I now want to figure out if this random variable $M$ has an expected value and/or a variance, and want to calculate them if they exist.
I know that the expected value $\mathbb E(M)$ (if it exists) is given by $\mathbb E(M) = \sum_{1 ≤ n ≤ 49} n p_n$, where $p_n = \mathbb P(M = n)$ is the probability of $M$ being the number $n$. Since this sum is finite because there are only finitely many combinations of these $6$ drawn numbers, I would deduce that $\mathbb E(M)$ does indeed exist. However, I can't really see an easy way to actually calculate $\mathbb E(M)$, considering that there are quite a lot of possible combinations, way too many to write them all down manually. Surely there is an elegant way to do this?

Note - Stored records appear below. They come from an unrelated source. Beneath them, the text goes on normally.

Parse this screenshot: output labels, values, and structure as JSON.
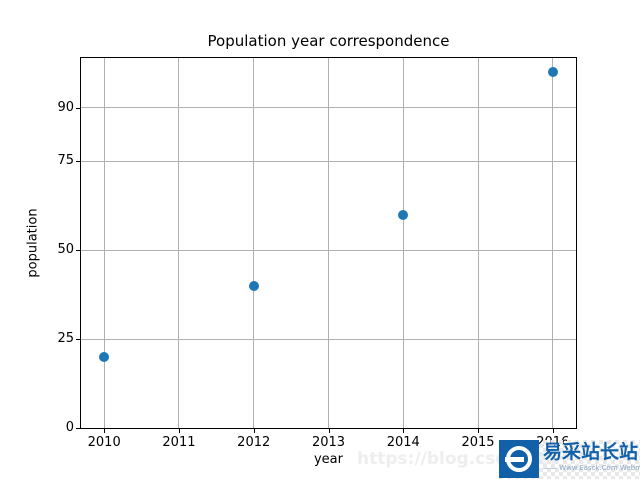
{
  "chart_data": {
    "type": "scatter",
    "title": "Population year correspondence",
    "xlabel": "year",
    "ylabel": "population",
    "x": [
      2010,
      2012,
      2014,
      2016
    ],
    "y": [
      20,
      40,
      60,
      100
    ],
    "xticks": [
      2010,
      2011,
      2012,
      2013,
      2014,
      2015,
      2016
    ],
    "yticks": [
      0,
      25,
      50,
      75,
      90
    ],
    "xlim": [
      2009.69,
      2016.31
    ],
    "ylim": [
      0,
      104
    ],
    "grid": true,
    "legend": "none",
    "marker_color": "#1f77b4",
    "grid_color": "#b0b0b0"
  },
  "watermark": {
    "faint_url": "https://blog.csdn.net",
    "logo_text": "易采站长站",
    "logo_tagline": "—— Www.Easck.Com Webmaster",
    "logo_color": "#1160a8"
  }
}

As for the variance, this is defined be $\text{Var}(M) = \mathbb E((M - E(M))^2)$. Can I already deduce here as well that the variance does exist because $M$ can only take finitely many values? And if I want to calculate the variance, I would need to know the value of $\mathbb E(X)$ beforehand, it seems.
Yes, in a finite case like this the expected value and variance exist; you don't need to prove that in detail.
You can calculate the expected value from the expression you wrote, but quite often, including in this case, it's easier to calculate it like this:
\begin{align} E(M)&=\sum_{m=0}^{48}P(M\gt m) \\ &= \sum_{m=0}^{48}\left(1-P(M\le m)\right) \\ &= \sum_{m=0}^{48}\left(1-\frac{\binom m6}{\binom{49}6}\right) \\ &= 49-\binom{49}6^{-1}\sum_{m=0}^{48}\binom m6 \\ &= 49-\binom{49}6^{-1}\binom{49}7 \\ &= 49-\frac{43}7 \\ &= \frac{300}7 \\ &\approx42.86\;. \end{align}
Alternatively, take $6$ red balls, $43$ black balls and $1$ blue ball, arrange them uniformly randomly in a circle, break the circle into a line at the blue ball (removing it), and consider the position of the last red ball in the line. By symmetry, the $7$ segments between the $7$ coloured balls have the same expected length, so the last red ball is an expected $\frac{43}7$ balls away from the end at $49$, yielding the above result.
The variance is slightly more involved but can also be calculated, using a slightly simplified form of the expression that you wrote, $\operatorname{Var(M)}=E(M^2)-E(M)^2$.